Details
-
Bug
-
Status: Resolved
-
Major
-
Resolution: Duplicate
-
0.9.1-incubating
-
None
-
CentOS 1.6
storm-core-0.9.1-incubating
Apache Kafka 0.8.1
Zookeeper 3.4.6
Description
I have a one topology running on my production cluster. This topology has run for some weeks without fails, but few days ago my supervisor died with this error:
tail /var/log/storm/supervisor.log
2014-07-27 23:15:26 b.s.event [ERROR] Error when processing event
java.lang.RuntimeException: java.io.EOFException
at backtype.storm.utils.Utils.deserialize(Utils.java:86) ~[storm-core-0.9.1-incubating-mmx2.jar:0.9.1-incubating-mmx2]
at backtype.storm.utils.LocalState.snapshot(LocalState.java:45) ~[storm-core-0.9.1-incubating-mmx2.jar:0.9.1-incubating-mmx2]
at backtype.storm.utils.LocalState.get(LocalState.java:56) ~[storm-core-0.9.1-incubating-mmx2.jar:0.9.1-incubating-mmx2]
at backtype.storm.daemon.supervisor$read_worker_heartbeat.invoke(supervisor.clj:77) ~[storm-core-0.9.1-incubating-mmx2.jar:0.9.1-incubating-mmx2]
at backtype.storm.daemon.supervisor$read_worker_heartbeats$iter_48424846$fn_4847.invoke(supervisor.clj:90) ~[na:na]
at clojure.lang.LazySeq.sval(LazySeq.java:42) ~[clojure-1.4.0.jar:na]
at clojure.lang.LazySeq.seq(LazySeq.java:60) ~[clojure-1.4.0.jar:na]
at clojure.lang.RT.seq(RT.java:473) ~[clojure-1.4.0.jar:na]
at clojure.core$seq.invoke(core.clj:133) ~[clojure-1.4.0.jar:na]
at clojure.core$dorun.invoke(core.clj:2725) ~[clojure-1.4.0.jar:na]
at clojure.core$doall.invoke(core.clj:2741) ~[clojure-1.4.0.jar:na]
at backtype.storm.daemon.supervisor$read_worker_heartbeats.invoke(supervisor.clj:89) ~[storm-core-0.9.1-incubating-mmx2.jar:0.9.1-incubating-mmx2]
at backtype.storm.daemon.supervisor$read_allocated_workers.invoke(supervisor.clj:106) ~[storm-core-0.9.1-incubating-mmx2.jar:0.9.1-incubating-mmx2]
at backtype.storm.daemon.supervisor$sync_processes.invoke(supervisor.clj:209) ~[storm-core-0.9.1-incubating-mmx2.jar:0.9.1-incubating-mmx2]
at clojure.lang.AFn.applyToHelper(AFn.java:161) [clojure-1.4.0.jar:na]

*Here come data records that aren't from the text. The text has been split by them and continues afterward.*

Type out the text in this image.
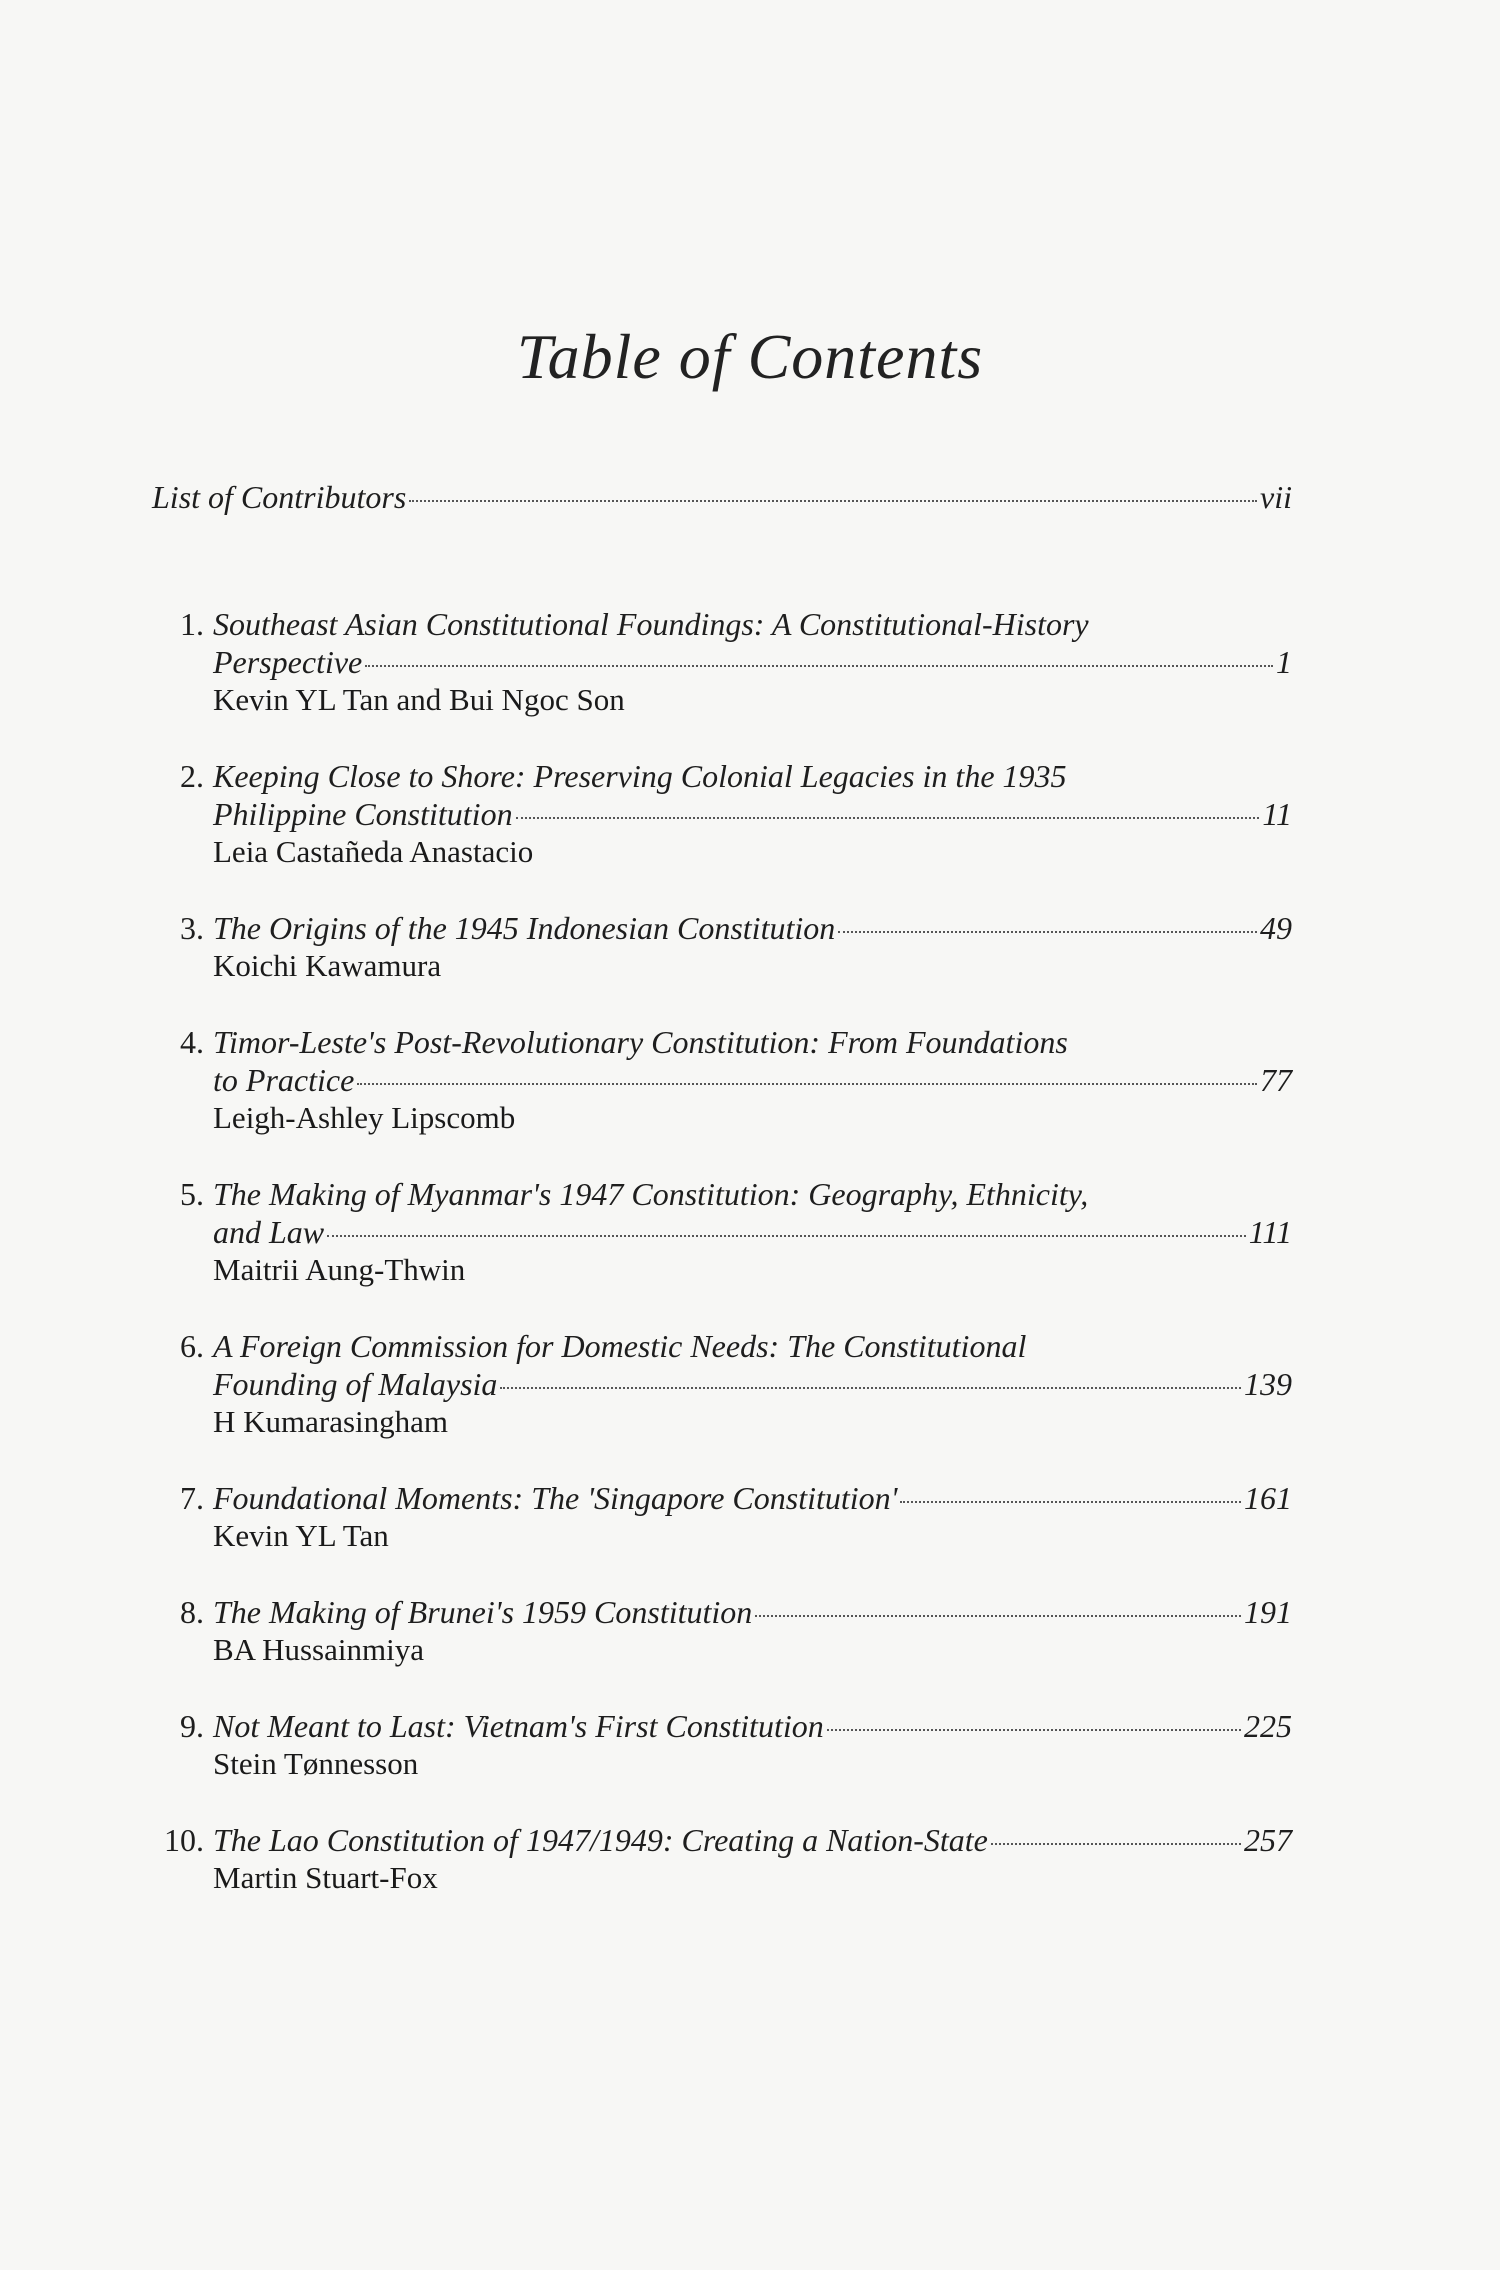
Table of Contents
List of Contributors	vii
1. Southeast Asian Constitutional Foundings: A Constitutional-History
Perspective	1
Kevin YL Tan and Bui Ngoc Son
2. Keeping Close to Shore: Preserving Colonial Legacies in the 1935
Philippine Constitution	11
Leia Castañeda Anastacio
3. The Origins of the 1945 Indonesian Constitution	49
Koichi Kawamura
4. Timor-Leste's Post-Revolutionary Constitution: From Foundations
to Practice	77
Leigh-Ashley Lipscomb
5. The Making of Myanmar's 1947 Constitution: Geography, Ethnicity,
and Law	111
Maitrii Aung-Thwin
6. A Foreign Commission for Domestic Needs: The Constitutional
Founding of Malaysia	139
H Kumarasingham
7. Foundational Moments: The 'Singapore Constitution'	161
Kevin YL Tan
8. The Making of Brunei's 1959 Constitution	191
BA Hussainmiya
9. Not Meant to Last: Vietnam's First Constitution	225
Stein Tønnesson
10. The Lao Constitution of 1947/1949: Creating a Nation-State	257
Martin Stuart-Fox
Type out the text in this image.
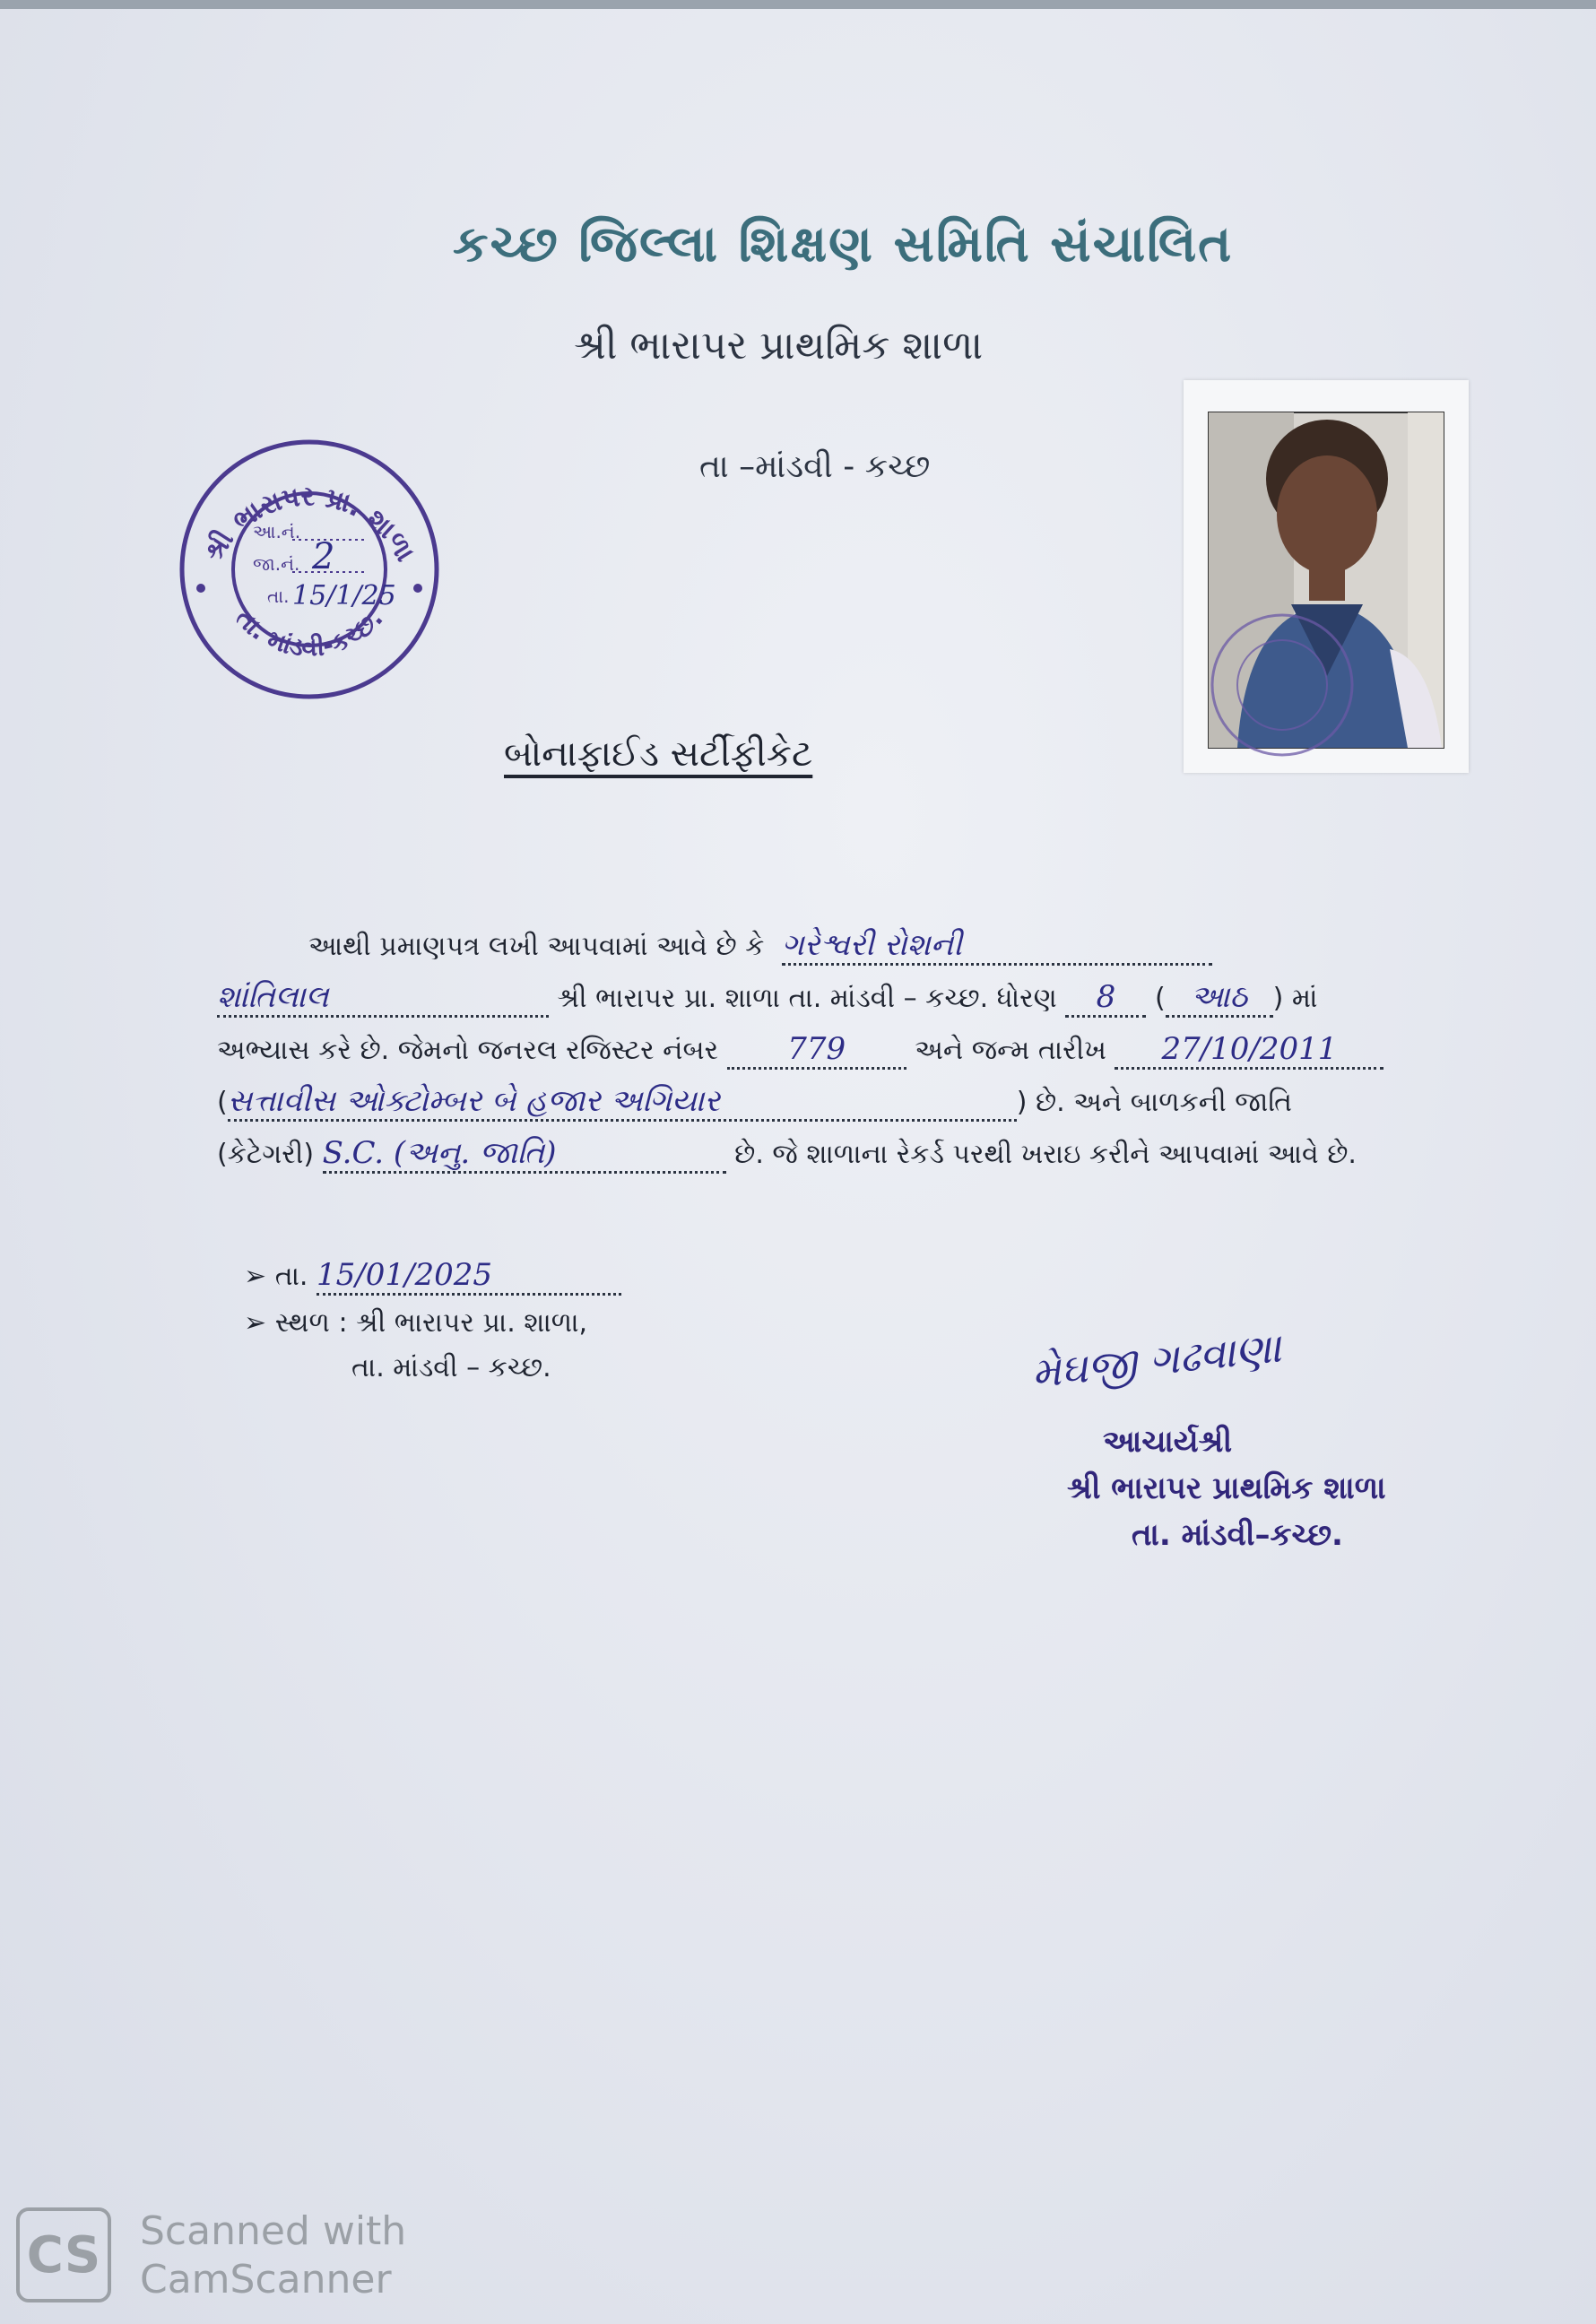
કચ્છ જિલ્લા શિક્ષણ સમિતિ સંચાલિત
શ્રી ભારાપર પ્રાથમિક શાળા
તા –માંડવી - કચ્છ
શ્રી ભારાપર પ્રા. શાળા
તા. માંડવી-કચ્છ.
આ.નં.
જા.નં. 2
તા. 15/1/25
બોનાફાઈડ સર્ટીફીકેટ
આથી પ્રમાણપત્ર લખી આપવામાં આવે છે કે ગરેશ્વરી રોશની
શાંતિલાલ	શ્રી ભારાપર પ્રા. શાળા તા. માંડવી – કચ્છ. ધોરણ 8 ( આઠ ) માં
અભ્યાસ કરે છે. જેમનો જનરલ રજિસ્ટર નંબર 779	અને જન્મ તારીખ 27/10/2011
(સત્તાવીસ ઓક્ટોમ્બર બે હજાર અગિયાર	) છે. અને બાળકની જાતિ
(કેટેગરી) S.C. (અનુ. જાતિ)	છે. જે શાળાના રેકર્ડ પરથી ખરાઇ કરીને આપવામાં આવે છે.
➢ તા. 15/01/2025
➢ સ્થળ : શ્રી ભારાપર પ્રા. શાળા,
તા. માંડવી – કચ્છ.	મેઘજી ગઢવાણા
આચાર્યશ્રી
શ્રી ભારાપર પ્રાથમિક શાળા
તા. માંડવી–કચ્છ.
CS Scanned with
CamScanner
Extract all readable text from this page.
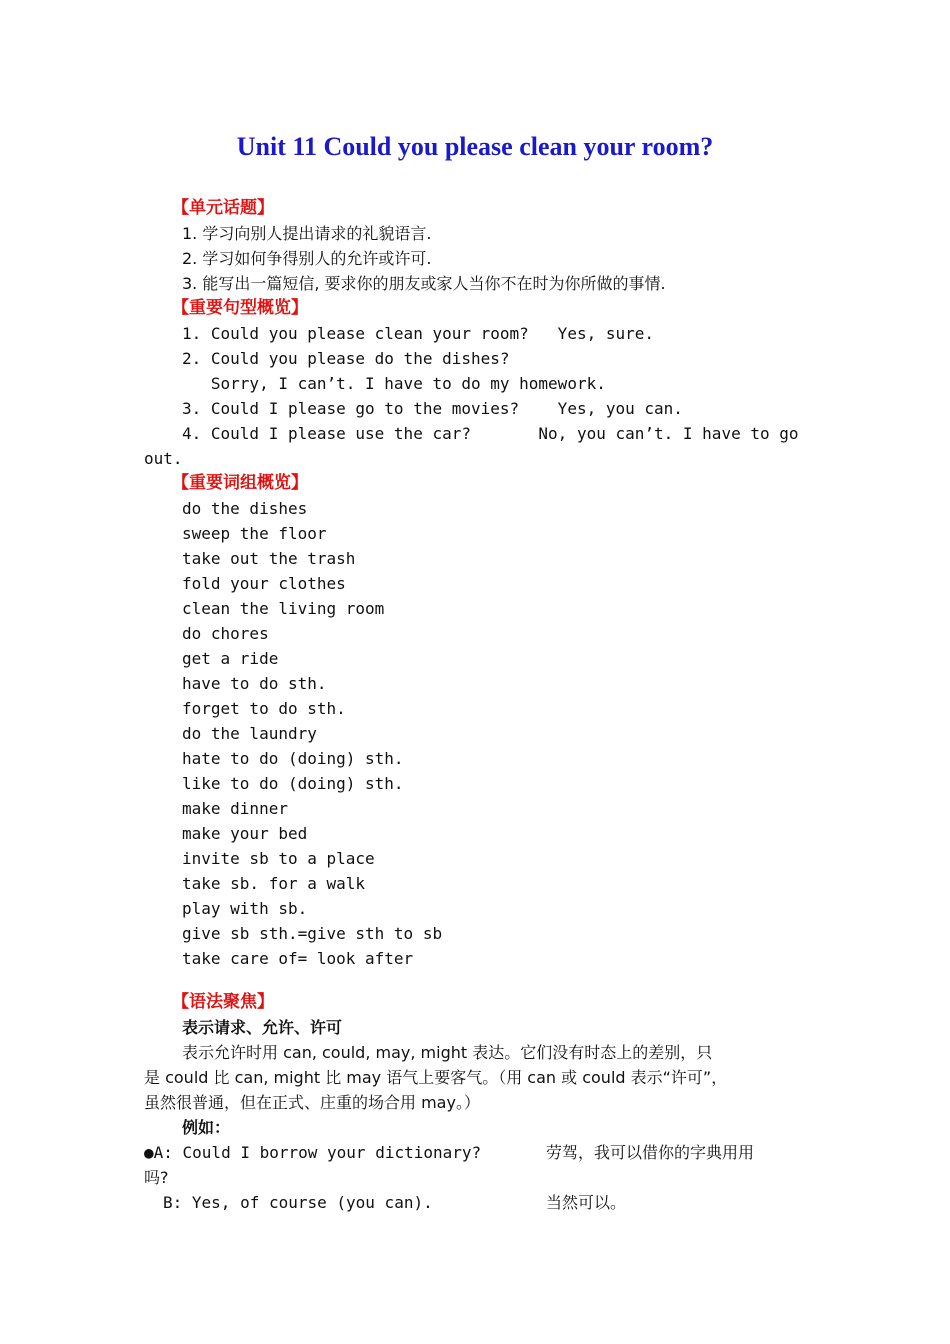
Unit 11 Could you please clean your room?
【单元话题】
1. 学习向别人提出请求的礼貌语言.
2. 学习如何争得别人的允许或许可.
3. 能写出一篇短信, 要求你的朋友或家人当你不在时为你所做的事情.
【重要句型概览】
1. Could you please clean your room?   Yes, sure.
2. Could you please do the dishes?
Sorry, I can’t. I have to do my homework.
3. Could I please go to the movies?    Yes, you can.
4. Could I please use the car?       No, you can’t. I have to go
out.
【重要词组概览】
do the dishes
sweep the floor
take out the trash
fold your clothes
clean the living room
do chores
get a ride
have to do sth.
forget to do sth.
do the laundry
hate to do (doing) sth.
like to do (doing) sth.
make dinner
make your bed
invite sb to a place
take sb. for a walk
play with sb.
give sb sth.=give sth to sb
take care of= look after
【语法聚焦】
表示请求、允许、许可
表示允许时用 can, could, may, might 表达。它们没有时态上的差别，只
是 could 比 can, might 比 may 语气上要客气。（用 can 或 could 表示“许可”，
虽然很普通，但在正式、庄重的场合用 may。）
例如：
●A: Could I borrow your dictionary?	劳驾，我可以借你的字典用用
吗?
B: Yes, of course (you can).	当然可以。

at clojure.lang.AFn.applyTo(AFn.java:151) [clojure-1.4.0.jar:na]
at clojure.core$apply.invoke(core.clj:603) ~[clojure-1.4.0.jar:na]
at clojure.core$partial$fn__4070.doInvoke(core.clj:2343) ~[clojure-1.4.0.jar:na]
at clojure.lang.RestFn.invoke(RestFn.java:397) ~[clojure-1.4.0.jar:na]
at backtype.storm.event$event_manager$fn__2593.invoke(event.clj:39) ~[na:na]
at clojure.lang.AFn.run(AFn.java:24) [clojure-1.4.0.jar:na]
at java.lang.Thread.run(Unknown Source) [na:1.7.0_03]
Caused by: java.io.EOFException: null
at java.io.ObjectInputStream$PeekInputStream.readFully(Unknown Source) ~[na:1.7.0_03]
at java.io.ObjectInputStream$BlockDataInputStream.readShort(Unknown Source) ~[na:1.7.0_03]
at java.io.ObjectInputStream.readStreamHeader(Unknown Source) ~[na:1.7.0_03]
at java.io.ObjectInputStream.<init>(Unknown Source) ~[na:1.7.0_03]
at backtype.storm.utils.Utils.deserialize(Utils.java:81) ~[storm-core-0.9.1-incubating-mmx2.jar:0.9.1-incubating-mmx2]
... 21 common frames omitted
2014-07-27 23:15:26 b.s.util [INFO] Halting process: ("Error when processing an event")
He tried wake up but I died with the same error all time.
I have fixed the problem when I delete my temporally storm directory "/tmp/storm" But the next day, I found the same problem again. I deleted the directory again and now the topology runs fine but I think the error "[ERROR] Error when processing even" isn't normal and I have decided report it.